Die Prognosen sind laut ifo Institut allerdings mit hoher Unsicherheit verbunden, da sich der tatsächliche Erfolg von Elektroautos am Markt noch nicht absehen lasse. Alternative Antriebsformen sind für die Autohersteller aber unerlässlich, um beispielsweise die künftigen Emissionsgrenzwerte in der EU oder in China einzuhalten. Die zulässigen EU Emissionen für die Neuwagenflotten der Hersteller werden schrittweise bis 2030 mehr als halbiert. Die Vorgaben bedeuten, dass Neuwagen ab 2030 im Durchschnitt nicht mehr als 59 Gramm Kohlendioxid je 100 Kilometer Fahrleistung ausstoßen dürfen. Dies entspricht einem Verbrauch von 2,6 Liter Benzin oder 2,2 Liter Diesel auf 100 Kilometer.

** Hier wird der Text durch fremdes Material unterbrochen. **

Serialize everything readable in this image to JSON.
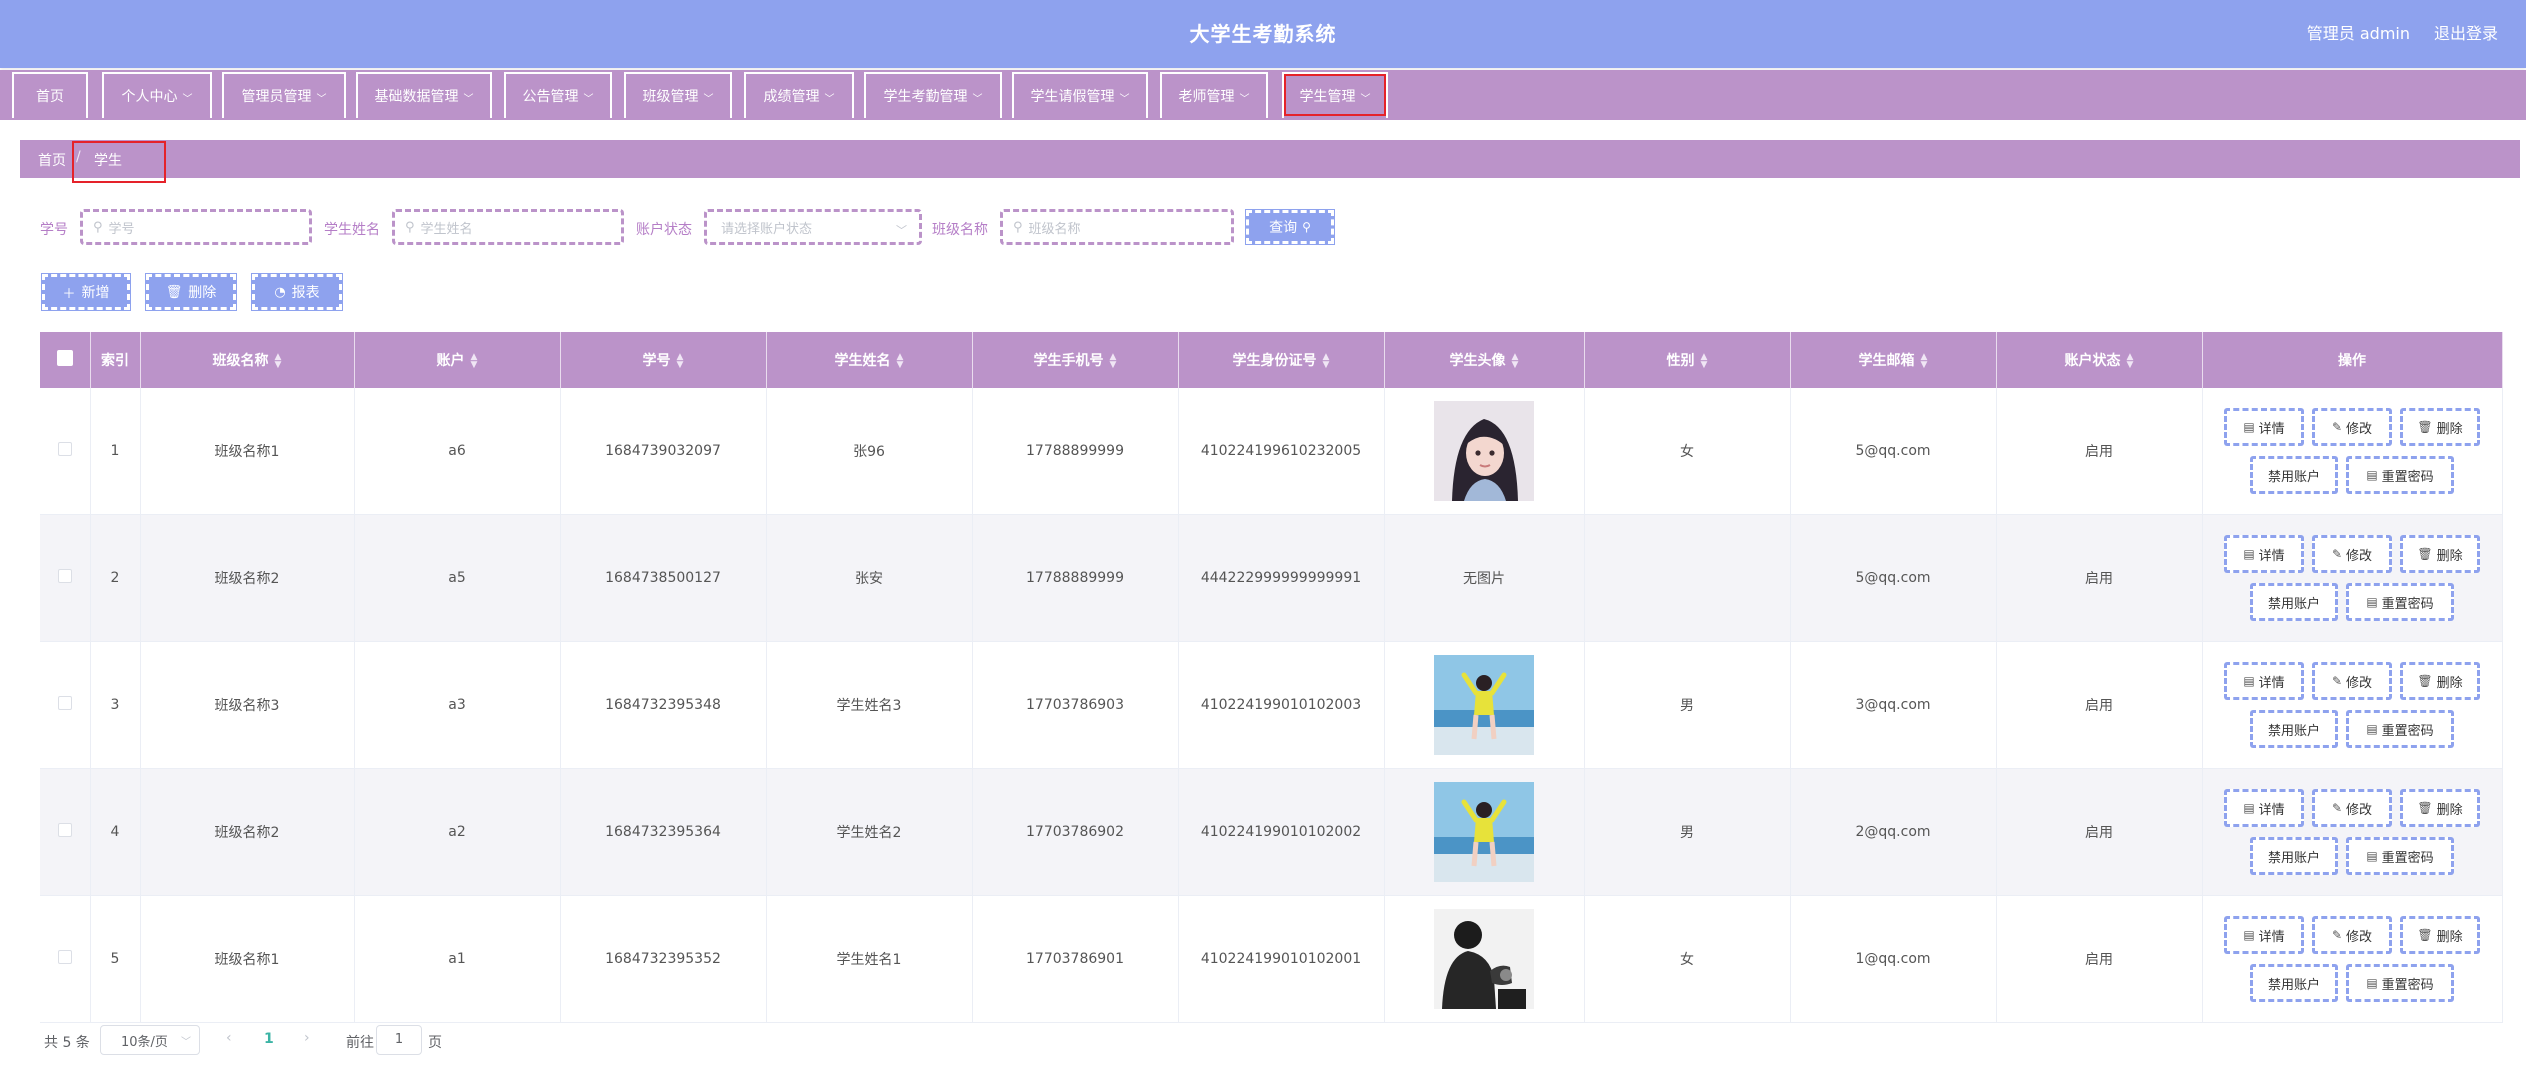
{
  "header": {
    "title": "大学生考勤系统",
    "user_label": "管理员 admin",
    "logout_label": "退出登录"
  },
  "nav": {
    "items": [
      {
        "label": "首页",
        "has_dropdown": false
      },
      {
        "label": "个人中心",
        "has_dropdown": true
      },
      {
        "label": "管理员管理",
        "has_dropdown": true
      },
      {
        "label": "基础数据管理",
        "has_dropdown": true
      },
      {
        "label": "公告管理",
        "has_dropdown": true
      },
      {
        "label": "班级管理",
        "has_dropdown": true
      },
      {
        "label": "成绩管理",
        "has_dropdown": true
      },
      {
        "label": "学生考勤管理",
        "has_dropdown": true
      },
      {
        "label": "学生请假管理",
        "has_dropdown": true
      },
      {
        "label": "老师管理",
        "has_dropdown": true
      },
      {
        "label": "学生管理",
        "has_dropdown": true,
        "active": true
      }
    ]
  },
  "breadcrumb": {
    "home": "首页",
    "separator": "/",
    "current": "学生"
  },
  "search": {
    "fields": [
      {
        "label": "学号",
        "placeholder": "学号",
        "type": "text"
      },
      {
        "label": "学生姓名",
        "placeholder": "学生姓名",
        "type": "text"
      },
      {
        "label": "账户状态",
        "placeholder": "请选择账户状态",
        "type": "select"
      },
      {
        "label": "班级名称",
        "placeholder": "班级名称",
        "type": "text"
      }
    ],
    "query_label": "查询"
  },
  "actions": {
    "add_label": "新增",
    "delete_label": "删除",
    "report_label": "报表"
  },
  "table": {
    "columns": [
      "",
      "索引",
      "班级名称",
      "账户",
      "学号",
      "学生姓名",
      "学生手机号",
      "学生身份证号",
      "学生头像",
      "性别",
      "学生邮箱",
      "账户状态",
      "操作"
    ],
    "sortable": [
      false,
      false,
      true,
      true,
      true,
      true,
      true,
      true,
      true,
      true,
      true,
      true,
      false
    ],
    "rows": [
      {
        "index": "1",
        "class_name": "班级名称1",
        "account": "a6",
        "student_no": "1684739032097",
        "name": "张96",
        "phone": "17788899999",
        "id_card": "410224199610232005",
        "avatar": "photo-girl-portrait",
        "avatar_text": "",
        "gender": "女",
        "email": "5@qq.com",
        "status": "启用"
      },
      {
        "index": "2",
        "class_name": "班级名称2",
        "account": "a5",
        "student_no": "1684738500127",
        "name": "张安",
        "phone": "17788889999",
        "id_card": "444222999999999991",
        "avatar": "",
        "avatar_text": "无图片",
        "gender": "",
        "email": "5@qq.com",
        "status": "启用"
      },
      {
        "index": "3",
        "class_name": "班级名称3",
        "account": "a3",
        "student_no": "1684732395348",
        "name": "学生姓名3",
        "phone": "17703786903",
        "id_card": "410224199010102003",
        "avatar": "photo-girl-beach",
        "avatar_text": "",
        "gender": "男",
        "email": "3@qq.com",
        "status": "启用"
      },
      {
        "index": "4",
        "class_name": "班级名称2",
        "account": "a2",
        "student_no": "1684732395364",
        "name": "学生姓名2",
        "phone": "17703786902",
        "id_card": "410224199010102002",
        "avatar": "photo-girl-beach",
        "avatar_text": "",
        "gender": "男",
        "email": "2@qq.com",
        "status": "启用"
      },
      {
        "index": "5",
        "class_name": "班级名称1",
        "account": "a1",
        "student_no": "1684732395352",
        "name": "学生姓名1",
        "phone": "17703786901",
        "id_card": "410224199010102001",
        "avatar": "photo-man-bw",
        "avatar_text": "",
        "gender": "女",
        "email": "1@qq.com",
        "status": "启用"
      }
    ],
    "row_actions": {
      "detail": "详情",
      "edit": "修改",
      "delete": "删除",
      "disable": "禁用账户",
      "reset": "重置密码"
    }
  },
  "pagination": {
    "total_label": "共 5 条",
    "page_size_label": "10条/页",
    "current_page": "1",
    "goto_label": "前往",
    "goto_value": "1",
    "page_suffix": "页"
  },
  "colors": {
    "header_bg": "#8ea2ee",
    "nav_bg": "#bb93c9",
    "button_bg": "#8ea2ee",
    "highlight_box": "#e5222a",
    "active_page": "#3cb4a5"
  }
}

Nach Expertenmeinung sind diese Ziele ausschließlich mit konventionellen Motoren wohl unerreichbar. Hersteller dürfen zwar weiter Verbrennungsmotoren mit höheren als den geforderten Durchschnittswerten anbieten, müssen aber gleichzeitig einen entsprechenden Anteil von Fahrzeugen mit niedrigen oder ohne Emissionen verkaufen. Rein batteriebetriebene Fahrzeuge gehen mit null CO2-Emissionen in die Flottenbilanz ein.
Außerdem kommt die bayerische Autobranche laut Studie durch die anstehende Revolution im autonomen und vernetzten Fahren unter Druck, die derzeit vornehmlich durch US-amerikanische Anbieter getrieben werde. Es entstehe zwar ein beträchtliches Marktpotenzial, etwa für Künstliche-Intelligenz-Systeme, Dienstleistungen und Hardware wie Sensoren. Andererseits drohe die Gefahr, dass die derzeitigen, mitunter bislang branchenfremden Technologieführer aufgrund von Skalen- und Netzwerkeffekten eine dominante Marktstellung erreichen.